With a tougher round of US sanctions on Iran coming into effect from November 4, a top Trump administration official said Washington recognises India’s need for significant oil imports and is having conversations to ensure there are alternative supplies of the fuel “so that our friend India’s economy is not adversely affected”.
Earlier this year, the US had withdrawn from the 2015 Iranian nuclear deal and reimposed a series of tough sanctions on Iran. While the first phase of sanctions is already in place, the sanctions would come into full force on November 4 and the US expects all countries, including India, to bring down their import of Iranian oil to zero by then. The US has made it clear that any country that continues to do business with Iran will be blocked from accessing the American banking and financial system.
However, the sanctions are not endorsed by the UN and it has been a traditional policy of India to enforce only UNSC-authorised sanctions. Though India, one of the biggest importers of Iranian oil, has already reduced its import, it has indicated that it is unlikely to go down to zero given its massive energy needs.

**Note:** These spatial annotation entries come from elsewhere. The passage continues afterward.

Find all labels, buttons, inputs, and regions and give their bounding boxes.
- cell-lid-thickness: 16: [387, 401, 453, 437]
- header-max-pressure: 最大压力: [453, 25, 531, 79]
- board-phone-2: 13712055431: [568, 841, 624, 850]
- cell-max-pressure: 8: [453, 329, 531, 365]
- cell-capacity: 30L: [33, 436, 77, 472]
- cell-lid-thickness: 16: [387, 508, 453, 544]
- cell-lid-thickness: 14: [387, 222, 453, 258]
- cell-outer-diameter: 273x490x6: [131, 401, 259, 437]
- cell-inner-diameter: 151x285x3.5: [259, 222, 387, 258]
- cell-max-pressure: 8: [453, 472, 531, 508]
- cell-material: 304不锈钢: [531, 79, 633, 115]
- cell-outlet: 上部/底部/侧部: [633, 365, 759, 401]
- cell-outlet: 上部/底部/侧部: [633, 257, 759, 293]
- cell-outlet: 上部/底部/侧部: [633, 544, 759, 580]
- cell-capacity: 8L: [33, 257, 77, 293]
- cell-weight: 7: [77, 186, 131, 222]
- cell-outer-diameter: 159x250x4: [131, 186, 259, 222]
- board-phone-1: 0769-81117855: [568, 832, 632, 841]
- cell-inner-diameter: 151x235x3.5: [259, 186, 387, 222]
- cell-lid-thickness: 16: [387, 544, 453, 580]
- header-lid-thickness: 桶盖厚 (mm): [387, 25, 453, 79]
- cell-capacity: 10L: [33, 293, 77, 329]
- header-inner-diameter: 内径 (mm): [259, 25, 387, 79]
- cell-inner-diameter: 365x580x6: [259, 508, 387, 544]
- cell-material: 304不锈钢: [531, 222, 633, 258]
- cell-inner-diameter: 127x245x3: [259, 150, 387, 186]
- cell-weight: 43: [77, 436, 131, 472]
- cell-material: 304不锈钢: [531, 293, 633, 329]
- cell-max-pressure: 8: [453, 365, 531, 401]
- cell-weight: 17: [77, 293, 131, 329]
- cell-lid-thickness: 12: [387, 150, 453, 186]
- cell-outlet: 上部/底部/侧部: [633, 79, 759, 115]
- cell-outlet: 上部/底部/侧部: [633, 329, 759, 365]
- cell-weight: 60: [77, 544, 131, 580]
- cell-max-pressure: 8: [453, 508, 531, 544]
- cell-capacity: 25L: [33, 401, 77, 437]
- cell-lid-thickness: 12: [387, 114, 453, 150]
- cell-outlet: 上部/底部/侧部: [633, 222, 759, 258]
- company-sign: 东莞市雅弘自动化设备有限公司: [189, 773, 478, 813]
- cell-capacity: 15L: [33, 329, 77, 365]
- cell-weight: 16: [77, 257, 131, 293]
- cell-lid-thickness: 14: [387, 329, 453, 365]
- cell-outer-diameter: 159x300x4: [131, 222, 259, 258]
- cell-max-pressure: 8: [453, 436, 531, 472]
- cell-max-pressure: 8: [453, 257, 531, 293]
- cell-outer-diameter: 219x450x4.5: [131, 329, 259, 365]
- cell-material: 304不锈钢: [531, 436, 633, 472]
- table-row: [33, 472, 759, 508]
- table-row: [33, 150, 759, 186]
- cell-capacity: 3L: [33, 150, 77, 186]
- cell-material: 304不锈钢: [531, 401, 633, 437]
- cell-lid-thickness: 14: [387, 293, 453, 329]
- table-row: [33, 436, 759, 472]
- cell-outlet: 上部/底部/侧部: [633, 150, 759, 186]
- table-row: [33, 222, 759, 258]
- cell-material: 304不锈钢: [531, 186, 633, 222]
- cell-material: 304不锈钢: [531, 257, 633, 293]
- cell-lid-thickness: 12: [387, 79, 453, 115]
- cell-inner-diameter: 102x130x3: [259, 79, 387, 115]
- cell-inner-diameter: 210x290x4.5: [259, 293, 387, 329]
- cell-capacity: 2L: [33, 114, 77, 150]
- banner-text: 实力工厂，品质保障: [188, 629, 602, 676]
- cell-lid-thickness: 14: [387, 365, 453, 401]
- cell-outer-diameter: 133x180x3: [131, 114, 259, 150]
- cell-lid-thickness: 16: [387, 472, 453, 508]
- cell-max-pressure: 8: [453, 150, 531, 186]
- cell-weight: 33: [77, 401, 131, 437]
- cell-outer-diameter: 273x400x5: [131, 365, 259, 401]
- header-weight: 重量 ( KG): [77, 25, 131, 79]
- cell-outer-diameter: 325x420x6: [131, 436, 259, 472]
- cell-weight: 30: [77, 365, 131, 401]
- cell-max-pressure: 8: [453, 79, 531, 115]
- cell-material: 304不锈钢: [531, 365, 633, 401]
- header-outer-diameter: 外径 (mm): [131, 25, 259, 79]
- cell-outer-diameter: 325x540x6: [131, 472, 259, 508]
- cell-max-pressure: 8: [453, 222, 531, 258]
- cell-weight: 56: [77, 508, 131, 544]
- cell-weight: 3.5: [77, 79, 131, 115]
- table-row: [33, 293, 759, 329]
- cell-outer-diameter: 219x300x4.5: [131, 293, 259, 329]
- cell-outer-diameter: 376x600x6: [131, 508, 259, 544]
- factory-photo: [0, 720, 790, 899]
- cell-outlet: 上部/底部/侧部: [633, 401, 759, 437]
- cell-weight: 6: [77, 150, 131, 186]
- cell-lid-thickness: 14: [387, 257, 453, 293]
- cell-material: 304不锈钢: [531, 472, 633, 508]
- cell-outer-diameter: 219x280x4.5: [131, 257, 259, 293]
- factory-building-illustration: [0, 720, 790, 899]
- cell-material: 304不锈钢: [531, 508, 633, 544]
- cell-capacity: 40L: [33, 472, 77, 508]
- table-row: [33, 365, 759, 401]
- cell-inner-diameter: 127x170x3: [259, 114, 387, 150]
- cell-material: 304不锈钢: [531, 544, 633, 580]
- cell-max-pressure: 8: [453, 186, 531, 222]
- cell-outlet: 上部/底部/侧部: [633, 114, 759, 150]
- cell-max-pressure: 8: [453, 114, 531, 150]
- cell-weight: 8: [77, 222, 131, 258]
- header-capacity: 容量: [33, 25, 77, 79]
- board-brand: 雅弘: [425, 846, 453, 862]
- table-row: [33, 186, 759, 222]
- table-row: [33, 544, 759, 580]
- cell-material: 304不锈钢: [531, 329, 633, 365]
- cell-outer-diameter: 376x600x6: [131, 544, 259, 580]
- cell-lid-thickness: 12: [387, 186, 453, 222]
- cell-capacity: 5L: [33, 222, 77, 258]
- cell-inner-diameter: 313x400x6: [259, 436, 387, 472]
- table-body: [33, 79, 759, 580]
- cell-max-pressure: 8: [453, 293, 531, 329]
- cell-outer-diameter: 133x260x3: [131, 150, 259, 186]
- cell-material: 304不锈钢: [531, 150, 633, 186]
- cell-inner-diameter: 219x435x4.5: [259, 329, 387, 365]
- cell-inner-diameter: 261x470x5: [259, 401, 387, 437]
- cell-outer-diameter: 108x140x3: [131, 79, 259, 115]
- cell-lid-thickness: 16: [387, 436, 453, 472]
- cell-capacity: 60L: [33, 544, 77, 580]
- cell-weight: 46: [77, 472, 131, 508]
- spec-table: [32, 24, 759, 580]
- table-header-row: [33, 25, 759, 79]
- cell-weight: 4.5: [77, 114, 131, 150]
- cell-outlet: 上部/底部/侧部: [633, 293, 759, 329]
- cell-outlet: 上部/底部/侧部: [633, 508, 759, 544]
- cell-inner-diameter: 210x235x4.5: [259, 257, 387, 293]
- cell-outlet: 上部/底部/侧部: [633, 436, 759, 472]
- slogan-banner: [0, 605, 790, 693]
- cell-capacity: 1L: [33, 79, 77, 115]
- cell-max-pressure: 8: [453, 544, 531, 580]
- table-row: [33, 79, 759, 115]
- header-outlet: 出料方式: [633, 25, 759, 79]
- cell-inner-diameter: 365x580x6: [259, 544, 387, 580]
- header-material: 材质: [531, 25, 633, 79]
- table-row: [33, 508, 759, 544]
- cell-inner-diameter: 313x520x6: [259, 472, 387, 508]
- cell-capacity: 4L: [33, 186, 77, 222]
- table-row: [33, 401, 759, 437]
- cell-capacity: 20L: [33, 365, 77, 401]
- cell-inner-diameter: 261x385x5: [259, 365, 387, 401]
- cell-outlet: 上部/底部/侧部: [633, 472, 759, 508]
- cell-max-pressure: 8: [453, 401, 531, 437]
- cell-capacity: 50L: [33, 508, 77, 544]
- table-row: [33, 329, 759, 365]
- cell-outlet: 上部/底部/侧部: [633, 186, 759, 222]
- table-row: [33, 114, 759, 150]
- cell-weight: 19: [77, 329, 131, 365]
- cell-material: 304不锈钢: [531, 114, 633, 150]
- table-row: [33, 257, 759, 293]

“The United States is consulting with all of its friends and partners to discuss the implementation of the sanctions after the snapback…we recognise India has a need for significant oil imports. Part of the conversation is how to ensure that there are alternative supplies of oil so that our friend India’s economy is not adversely affected,” Principal Deputy Assistant Secretary for the Bureau of South and Central Asia Region Alice Wells told PTI here. She said Indian private sector firms are exploring new suppliers of crude oil and the conversation between the US and Indian experts continues on the implementation of the sanctions, adding that America looks forward to continuing what is a very constructive dialogue. When asked about the impact of the US sanctions on projects such as the Chabahar project, Wells said the issue of Chabahar is under close review.
“We very much appreciate what India has done to provide both assistance to Afghanistan, including through using Chabahar Port for the delivery of wheat. We also very much appreciate what India has done to allow Afghanistan to diversify its trade relationships, and again Chabahar has played a role there. So those factors will certainly be taken under consideration,” she said.
The Chabahar port is being considered a gateway to golden opportunities for trade by India, Iran and Afghanistan with central Asian countries besides ramping up trade among the three countries in the wake of Pakistan denying transit access to New Delhi. In May 2016, India, Iran and Afghanistan had inked a pact which entailed establishment of Transit and Transport Corridor among the three countries using Chabahar Port as one of the regional hubs for sea transportation in Iran, besides multi-modal transport of goods and passengers across the three nations.